Art of food

Henri talks with food writer, poet and feminist Sandra Gilbert

The Poetics of Ice Cream, a talk by Sandra Gilbert, Thursday, Feb. 19, 7 p.m., at the Humanities Center.
Humanities Center
Trinity 100
Chico State
Info: 898-5122

It will come as no surprise to Henri’s faithful readers—both of you no doubt aware of his sensitive nature—that while food writing is indeed a passion, he is a poet at heart. In fact, Henri actually wrote a “book” of poetry in second grade—in a little black composition book—titled Where the Cakewalk Ends. Mon père sent it to me shortly before he died.

And while it is definitely the work of a less mature writer, some of the poems aren’t bad, though the spelling leaves something be desired:

I lik weiners, I lik buns

I lik ice cream tons

I lik pie and I lik cake

If I dont eat my hart will brake

So of course Henri was thrilled to learn that the renowned poet, food writer and UC Davis professor Sandra Gilbert would be coming to Chico Feb. 19 as part of the Chico State Humanities Center’s year-long Food and Culture series.

Professor Gilbert has published eight collections of poetry, most recently Aftermath (2011), as well as four prose books including her latest, The Culinary Imagination: From Myth to Modernity (2014), the work from which her Chico talk will be drawn.

Henri Bourride: How did you first get interested in food as an area of academic study?

Sandra Gilbert: My ethnic heritage is very complicated and delicious. My paternal grandparents were French/Italian and Russian. Grandpa ran a restaurant in the market district in New York and was a fabulous cook. My mother’s family was 100 percent Sicilian, so we ate deep-dish Sicilian pizza, lasagna and those glorious golden rice balls called arancini.

A poet friend and I put together an anthology of food poems decades ago, and now the enterprise has born fruit not only in my recent book on the culinary imagination, but also in a collection of food writing that I’ve co-edited called Eating Words, due out this fall.

Have you encountered any obstacles in treating food as a serious area of scholarship?

Sandra Gilbert

Thirty years ago, when we tried to publish our anthology, there wasn’t a lot of interest, but in the last few years I haven’t encountered any obstacles at all. Everyone seems to be hungry for writing about food. In academia, “food studies” is a flourishing field.

You’re a poet, critic, feminist and food writer. Can you talk about where those different “selves” intersect and the degree, if any, to which they’re at odds with each other?

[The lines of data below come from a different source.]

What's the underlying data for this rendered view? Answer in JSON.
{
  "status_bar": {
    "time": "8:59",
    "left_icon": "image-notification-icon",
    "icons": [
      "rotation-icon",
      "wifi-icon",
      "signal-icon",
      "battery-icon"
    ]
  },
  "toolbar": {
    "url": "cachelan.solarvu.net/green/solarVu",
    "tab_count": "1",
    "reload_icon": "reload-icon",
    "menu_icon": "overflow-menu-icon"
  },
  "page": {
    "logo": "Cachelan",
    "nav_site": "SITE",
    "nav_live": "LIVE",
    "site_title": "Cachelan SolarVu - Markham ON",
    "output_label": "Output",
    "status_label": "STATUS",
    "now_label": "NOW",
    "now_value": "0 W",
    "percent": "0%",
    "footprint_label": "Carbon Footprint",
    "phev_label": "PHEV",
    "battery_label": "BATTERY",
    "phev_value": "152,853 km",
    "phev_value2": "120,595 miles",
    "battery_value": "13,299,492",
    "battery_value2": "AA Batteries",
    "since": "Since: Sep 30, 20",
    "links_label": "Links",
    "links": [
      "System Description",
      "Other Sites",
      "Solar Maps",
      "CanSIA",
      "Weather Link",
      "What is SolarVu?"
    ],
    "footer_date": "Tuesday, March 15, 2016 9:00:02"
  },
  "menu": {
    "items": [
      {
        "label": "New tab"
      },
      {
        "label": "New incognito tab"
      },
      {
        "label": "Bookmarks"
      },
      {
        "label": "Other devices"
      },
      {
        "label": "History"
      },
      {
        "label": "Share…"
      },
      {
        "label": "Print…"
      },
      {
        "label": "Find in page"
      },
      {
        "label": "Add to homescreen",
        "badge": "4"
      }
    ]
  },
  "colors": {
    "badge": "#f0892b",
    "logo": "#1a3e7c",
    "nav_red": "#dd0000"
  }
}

As a poet, I’ve been nurtured by the writing and thinking I’ve discovered as a critic and a feminist. I’ve always also felt that my range of vision was broadened and deepened once I began to meditate on what it meant to me to grow up as a woman in a culture where stereotypes of “femininity” had very specific problems and (for that matter) possibilities. As for food writing—I’m actually a writer about food writing, which seems to have evolved inevitably out of my other careers.

You’ve been invited to a dinner party. You are to bring one of your favorite dishes to share, one of your favorite books to exchange, and one of your favorite poems to read. What would you bring?

For a main course, I’d bring a turkey stuffed with my Ligurian grandpa’s famous stuffing.

For a book, I’d bring M. F. K. Fisher’s The Gastronomical Me, one of the earliest works in a genre that’s come to be called “foodoir.”

And I’d bring Wallace Stevens’ “The Emperor of Ice Cream,” an elegy for a nameless woman that also, amazingly, incorporates a discussion of ice-cream making.

Your talk is titled “The Poetics of Ice Cream.” Can you provide a preview?

I will read and discuss “The Emperor of Ice-Cream” and a few other recipe poems. I might also read and discuss one of my own political/culinary poems, a piece called “Mafioso” that was probably my first “real” poem.

From “Mafioso”:

Frank Costello eating spaghetti in a cell at San Quentin,

Lucky Luciano mixing up a mess of bullets and

calling for parmesan cheese,

Al Capone baking a sawed-off shotgun into a

huge lasagna– are you my uncles, my only uncles?